9. There should be explicit rules on the attribution of responsibility and establishing liability and accountability for various parties in the design, realization and running of the AI systems including the quality and use of data (attribution of liability and accountability rules). All the rules should ensure ultimate user controllability and human control. The AI is a common name for many different kinds of systems with a varying level of autonomy. The concept of AI itself is relatively open-ended.

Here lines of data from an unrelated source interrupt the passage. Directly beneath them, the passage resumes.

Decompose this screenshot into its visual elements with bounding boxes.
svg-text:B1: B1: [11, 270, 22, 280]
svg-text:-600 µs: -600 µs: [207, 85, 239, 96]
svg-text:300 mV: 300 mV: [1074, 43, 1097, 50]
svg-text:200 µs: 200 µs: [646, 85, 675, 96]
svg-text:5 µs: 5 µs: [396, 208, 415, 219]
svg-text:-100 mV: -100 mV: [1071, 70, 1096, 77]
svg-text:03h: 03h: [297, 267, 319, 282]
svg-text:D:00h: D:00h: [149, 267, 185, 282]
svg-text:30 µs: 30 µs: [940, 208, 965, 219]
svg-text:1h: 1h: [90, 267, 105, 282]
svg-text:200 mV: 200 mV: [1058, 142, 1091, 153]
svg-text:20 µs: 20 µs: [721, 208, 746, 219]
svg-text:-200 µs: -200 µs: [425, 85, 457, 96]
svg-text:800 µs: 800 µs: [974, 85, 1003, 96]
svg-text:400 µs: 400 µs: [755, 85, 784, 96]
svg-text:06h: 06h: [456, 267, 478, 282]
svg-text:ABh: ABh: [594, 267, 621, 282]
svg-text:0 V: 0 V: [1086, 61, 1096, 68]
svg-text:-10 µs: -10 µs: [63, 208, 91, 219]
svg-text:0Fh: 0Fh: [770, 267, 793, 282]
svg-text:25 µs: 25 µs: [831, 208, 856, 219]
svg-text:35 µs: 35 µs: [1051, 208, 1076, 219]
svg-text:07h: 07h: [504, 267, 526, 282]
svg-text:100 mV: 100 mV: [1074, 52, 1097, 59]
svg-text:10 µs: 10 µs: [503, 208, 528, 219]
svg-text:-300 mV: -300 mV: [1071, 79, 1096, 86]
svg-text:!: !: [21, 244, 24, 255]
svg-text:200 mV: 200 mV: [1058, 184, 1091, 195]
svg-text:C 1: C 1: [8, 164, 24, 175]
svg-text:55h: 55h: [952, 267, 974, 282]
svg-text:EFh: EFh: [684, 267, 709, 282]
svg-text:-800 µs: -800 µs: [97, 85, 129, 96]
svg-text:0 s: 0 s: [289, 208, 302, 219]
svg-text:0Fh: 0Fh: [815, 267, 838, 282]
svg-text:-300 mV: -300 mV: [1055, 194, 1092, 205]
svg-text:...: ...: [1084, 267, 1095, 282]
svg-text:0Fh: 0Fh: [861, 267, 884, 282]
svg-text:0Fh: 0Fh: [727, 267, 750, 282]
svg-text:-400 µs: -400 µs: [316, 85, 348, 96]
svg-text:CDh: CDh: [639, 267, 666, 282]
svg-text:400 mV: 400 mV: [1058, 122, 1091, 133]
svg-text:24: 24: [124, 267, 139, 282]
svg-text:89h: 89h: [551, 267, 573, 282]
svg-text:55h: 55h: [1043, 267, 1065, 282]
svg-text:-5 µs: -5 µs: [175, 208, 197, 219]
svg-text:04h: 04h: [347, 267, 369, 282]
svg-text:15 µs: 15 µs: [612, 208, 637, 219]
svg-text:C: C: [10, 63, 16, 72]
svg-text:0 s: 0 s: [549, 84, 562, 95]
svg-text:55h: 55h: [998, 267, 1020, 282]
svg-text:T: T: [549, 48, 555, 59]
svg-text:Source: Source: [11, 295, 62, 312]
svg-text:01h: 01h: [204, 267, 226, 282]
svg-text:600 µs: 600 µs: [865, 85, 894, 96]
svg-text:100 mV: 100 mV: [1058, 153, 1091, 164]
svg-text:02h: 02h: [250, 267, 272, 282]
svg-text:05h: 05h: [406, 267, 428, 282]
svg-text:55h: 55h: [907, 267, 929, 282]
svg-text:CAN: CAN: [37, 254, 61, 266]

The rules of attribution of responsibility could be different for different levels of AI following, for example, the tentatively good reasoning in the European Commission High Level Expert Group on draft on the Ethics Guidelines for Trustwothy AI (see draft Ethics Guideline page 15, and footnote 24) provides a good point of departure for different attributions of responsibility:
(I) a decision or analyses model written into the software in which the software developer and the controller of the use of the system shall bear responsibility;
(II) a machine learning within the frames of a model – software developer like in the case (I);
(III) a machine learning within a model but with some significant feed in information – software developer, system controller and the parties responsible for the data;
(IV) a machine learning with some deontic models and feed in data – the controller of the system,
but with a strong and strict liability rule of the adaptation of the model within the machine and for the availability of the explicability of the functioning of the machine, here public and private sector use may need to have differentiated attribution and liability regimes; and finally,
(V) a machine which operates a learning model with rules and rule-based judgment – strict liability for the consequences of such reasoning to the system developers, strict liability for the use and explicability for the system controller.

The situations of liability and responsibility are quite often cumulative so clearer rules on shared responsibilities are needed. The errors may also be in the past and hence, a decision-making based on historically cumulative big data may proven to be biased or otherwise erroneous because of the mistakes or weaknesses in the distant past which also should be addressed as a problem.

Public administration and justice system will need separate attribution rules on the accountability and the relationship of third parties and service providers in the liability and official responsibility. In addition analogically similar principles on the human control and attribution of the official responsibility are needed in the case of public sector systems concerning who has the control and responsibility of official action taken by partly autonomic systems. The fundamental idea that human need to be accountable is a sound point of departure but what we need are the precise attribution of liability and accountability rules for different stakeholders and for different levels of contribution to risks (intentional wrongdoing, grave negligence, negligence, division of risks).

10. A general problem in the software industry has been lack of sufficient incentives for proper security and design for quality and rights. Therefore, much more stringent product liability regime is required and, also the use of the more advanced systems should be tied to tested build in human rights by design features. For the rules on the transparency and attribution of responsibility and establishing liability rules international conventions by Council of Europe and adaptation of their rules to the Union law by the European Union might be a good option. There could be one instrument generally for the human-centric design and use of the AI systems with the rules on liability and accountability at the heart, another instrument for the use of AI in public administration and justice systems.